Deste modo, lá terão ido. E, segundo o
catálogo do Salon de 1898, receberam
os seguintes títulos e respectivos números de catálogo:
1371 – La bouillie
1372 – Au four; costumes du Minho (Portugal)
Este outro quadro, Au four; costumes du Minho (Portugal) / No forno, 1897 ou 1898 [7], é o que o artigo de The
Studio nos diz «feito no seu especial género
– o “género Malhoa”, como se diz em
Portugal» - este mesmo:
JMalhoa. Au four; costumes du Minho (Portugal) / No forno, c.1897. ost, 45x54. |
«No Forno é uma nota diferente,
irradiante, hillare, da adolescencia talvez d’essas mesmas mulheritas que estão
já decrepitas nas Papas, e que neste quadrito primaveram ainda, como rosas
silvestres, na veneziana alegria do amarello e do escarlate. É uma das coisas
lindas que Malhôa tem na sua obra: tres raparigas do norte, occupadas no labor
de coser brôa, sob o alpendre da casa onde os pintos vagueiam, e verduras de
parreiral cortam o ceu…»
[8].
É muito provavelmente o primeiro de uma longa série de
quadros de forte colorido, com as alegres raparigas “minhotas” de Figueiró,
atarefadas nos seus trabalhos do dia-a-dia, e inspirados de algum modo no -
queiramos ou não - grande romance naturalista de Júlio Dinis [9].
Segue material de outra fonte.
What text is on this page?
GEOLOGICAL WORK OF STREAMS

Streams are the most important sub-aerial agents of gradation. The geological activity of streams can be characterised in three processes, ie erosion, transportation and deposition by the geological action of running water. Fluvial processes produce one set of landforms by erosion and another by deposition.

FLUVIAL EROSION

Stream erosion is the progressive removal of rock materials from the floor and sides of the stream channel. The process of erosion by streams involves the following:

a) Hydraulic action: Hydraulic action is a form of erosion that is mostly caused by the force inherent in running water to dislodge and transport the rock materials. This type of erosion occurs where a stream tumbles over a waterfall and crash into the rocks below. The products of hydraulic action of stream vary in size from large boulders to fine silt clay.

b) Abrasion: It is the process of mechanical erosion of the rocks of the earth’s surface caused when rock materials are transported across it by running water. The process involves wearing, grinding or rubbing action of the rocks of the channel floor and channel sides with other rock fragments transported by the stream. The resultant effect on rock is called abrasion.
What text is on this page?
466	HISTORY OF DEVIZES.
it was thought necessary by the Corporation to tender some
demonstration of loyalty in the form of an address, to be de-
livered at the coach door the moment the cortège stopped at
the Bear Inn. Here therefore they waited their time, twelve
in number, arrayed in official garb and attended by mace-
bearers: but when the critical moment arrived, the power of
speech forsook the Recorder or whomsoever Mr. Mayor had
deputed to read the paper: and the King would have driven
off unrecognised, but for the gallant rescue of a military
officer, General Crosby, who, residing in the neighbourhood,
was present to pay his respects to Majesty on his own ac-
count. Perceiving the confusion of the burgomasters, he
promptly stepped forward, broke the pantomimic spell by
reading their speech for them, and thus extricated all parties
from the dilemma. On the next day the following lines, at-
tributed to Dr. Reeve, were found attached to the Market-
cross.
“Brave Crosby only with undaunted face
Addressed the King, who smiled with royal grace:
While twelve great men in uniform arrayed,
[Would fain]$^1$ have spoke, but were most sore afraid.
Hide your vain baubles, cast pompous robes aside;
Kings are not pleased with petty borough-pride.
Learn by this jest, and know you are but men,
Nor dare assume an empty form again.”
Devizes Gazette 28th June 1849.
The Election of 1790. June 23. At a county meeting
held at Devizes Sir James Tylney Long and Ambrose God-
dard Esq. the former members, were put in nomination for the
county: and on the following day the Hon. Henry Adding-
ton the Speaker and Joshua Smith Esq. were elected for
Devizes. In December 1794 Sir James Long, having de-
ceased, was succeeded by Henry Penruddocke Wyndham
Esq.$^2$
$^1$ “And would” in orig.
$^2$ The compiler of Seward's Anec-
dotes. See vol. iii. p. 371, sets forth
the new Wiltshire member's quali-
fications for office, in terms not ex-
As referências à participação de Malhoa no Salon de 1898 na imprensa internacional continuam a ser elogiosas: «…une jolie scène, la Bouille de M. Malhoa»[10];
«dans “la bouillie” nous montre une vieille édentée fort
bien observée»[11];
«Il y en a, et même de brutale, en la Bouille, de M.
Malhoa; mais comme la scène a dû être prise sur le vif!»[12].
No ano seguinte, como passa a ser
regra, ambas as obras terão então ocasião de serem mostradas ao público
nacional. Estarão presentes na 9ª Exposição do Grémio Artístico e o respectivo
catálogo disso nos dá conta:
43 – As pápas - L.1,20 – A.0,85 - (Pertence
ao Ex.mo Sr. Dr. F.)
44 – No forno – L.0,54 – A.0,45 – 300$000 [13]
No forno
tem, além disto, direito a reprodução no dito catálogo.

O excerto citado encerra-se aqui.